La missione di Antony Blinken in Medio Oriente si inserisce in un contesto di più ampie dimensioni rispetto alle circoscritte tensioni tra israeliani e palestinesi, e coinvolge l’Iran, la guerra in Ucraina e anche gli equilibri geo-strategici nell’Indo-Pacifico. Sul fronte mediorientale, il segretario di stato dopo le tappe in Egitto e Israele ha incontrato ieri il presidente dell’Anp Abu Mazen a Ramallah, sottolineando che gli Usa si oppongono ad ogni «azione unilaterale» delle due parti che rappresenti un ostacolo alla soluzione dei due stati, e questo «include l’estensione degli insediamenti, la demolizione delle case e la violazione dello status quo nei luoghi santi». Riportare la calma «è l’obiettivo immediato», ha continuato esprimendo cordoglio per «gli innocenti civili palestinesi che hanno perso la vita nelle violenze dell’ultimo anno».

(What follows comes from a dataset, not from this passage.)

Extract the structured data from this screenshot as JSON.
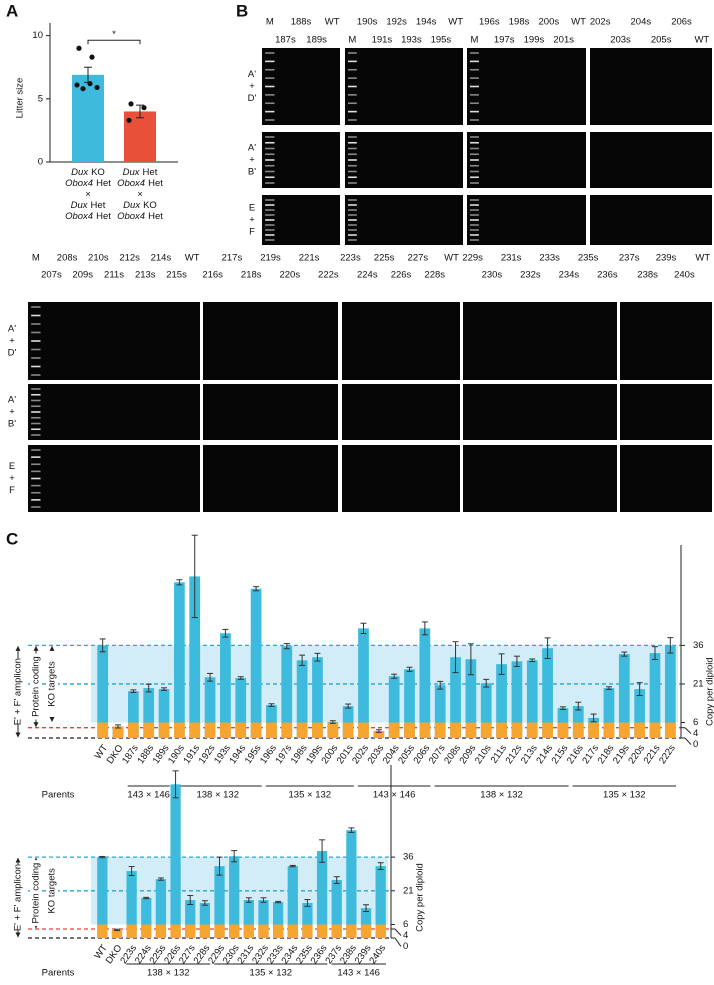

Oltre l’escalation nella regione, a preoccupare Washington è anche il nodo Iran, pure in proiezione del conflitto in Ucraina. «La Russia trasferisce tecnologie sofisticate alla Repubblica islamica, cosa che preoccupa sia noi sia Israele», ha detto Blinken prima di lasciare Gerusalemme: «Restiamo uniti nell’affrontare le azioni destabilizzanti e pericolose che Teheran compie non solo nella regione, ma in maniera crescente anche altrove e fra queste c’è il trasferimento a Mosca della tecnologia dei droni per l’aggressione a Kiev». Il capo della diplomazia americana ha poi confermato che Stati Uniti ed Israele hanno «l’impegno comune» di impedire che Teheran si doti di armi nucleari. Diventa quindi sempre più evidente un legame tra la guerra ombra Iran-Israele e il conflitto russo-ucraino. In tutto questo si va ad innestare la questione dell’Indo-Pacifico, tema cruciale per Washington visto che è la Cina nel medio e lungo periodo la vera sfida strategica degli Usa (e Blinken dovrebbe recarsi a Pechino nei prossimi giorni). Lo dimostra anche il fatto che il capo del Pentagono Lloyd Austin sia volato a Seul per incontrare il suo omologo Lee Jong-sup, sottolineando come il loro impegno «per la difesa della Sud Corea rimanga incrollabile e gli Usa siano fermi nell’impegno di deterrenza estesa» contro le crescenti minacce missilistiche e nucleari del Nord. Seul è molto importante anche sul fronte del conflitto in Ucraina, essendo il luogo dove più di recente gli Stati Uniti sono andati recuperare armamenti da fornire a Kiev, a dimostrazione di come lo scacchiere geopolitico globale sia sempre più interconnesso. Nella sua missione asiatica il segretario alla Difesa ha in programma di recarsi poi nelle Filippine per continuare a tessere la rete di alleanze in funzione di contenimento della Cina. Secondo il Washington Post, gli Usa sono vicini ad un accordo formale per garantirsi un ampio accesso ad alcune basi militari del Paese comprese probabilmente due nell’isola settentrionale di Luzon, che secondo gli analisti darebbe loro la possibilità di gestire operazioni in caso di conflitti a Taiwan o nel Mare cinese meridionale. E l’intesa dovrebbe essere formalizzata proprio in un incontro tra i rispettivi ministri della Difesa.
Intanto, da Mosca, il ministro degli Esteri Serghei Lavrov ha ribadito l’invito di Putin al leader cinese Xi Jinping a recarsi in Russia in primavera, definendolo «un evento centrale» nelle loro relazioni. Ipotesi su cui la diplomazia del Dragone nicchia, sottolineando di «non aver informazioni da condividere». A ribadire la centralità del continente asiatico è stato anche, in toni decisamente cupi, il segretario generale della Nato Jens Stoltenberg.
«Pechino osserva con attenzione cosa sta accadendo oggiin Ucraina e questo potrà influenzare le sue decisioni future.